Mårten Palme, Emilia Simeonova, SU: Does women's education affect breast cancer risk and survival? Evidence from a population based social experiment in education. Breast cancer is a notable exception to the well documented positive education gradient in health. A number of studies have found that highly educated women are more likely to be diagnosed with the disease. Breast cancer is therefore often labeled as a “welfare disease”. However, it has not been established whether the strong positive correlation holds up when education is exogenously determined. We estimate the causal effect of education on the probability of being diagnosed with breast cancer by exploiting an education reform that extended compulsory schooling and was implemented as a social experiment. We find that the incidence of breast cancer increased for those exposed to the reform.

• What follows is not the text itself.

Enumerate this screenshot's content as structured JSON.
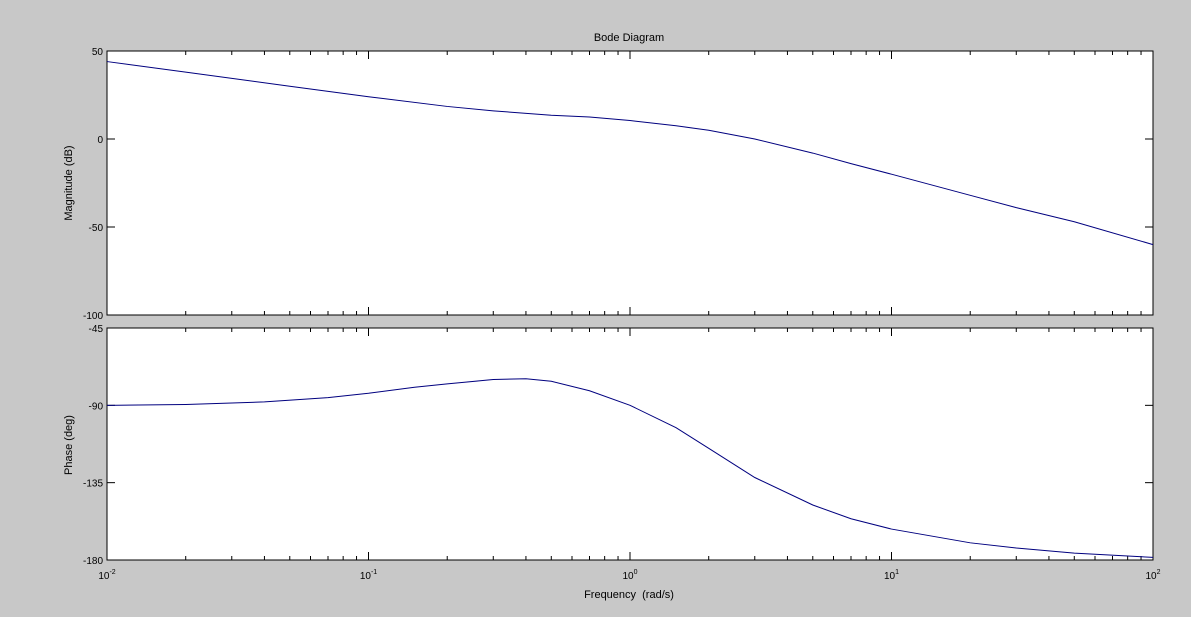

Borko Handjiski, Brookings: Mobile connectivity in Africa has already arrived. Lack of resources, be it electricity, roads, or doctors, makes it difficult for developing countries to produce goods and services that are energy intensive, need efficient land transport, or a healthy workforce. However, in today’s modern economy we are witnessing a rapidly expanding array of services with mobile technologies as their backbone. High mobile penetration gives developing economies the capacity to produce and consume these services. In 2014, mobile technologies were responsible for an estimated 3.8 percent of global GDP, of which 2 percentage points came from the associated productivity increases (just think of your drop in productivity when your cell phone battery dies). In SSA, the contribution of mobile technologies to GDP was even higher—5.4 percent. McKinsey estimates that (mobile) internet could make up 10 percent of Africa’s economy by 2025.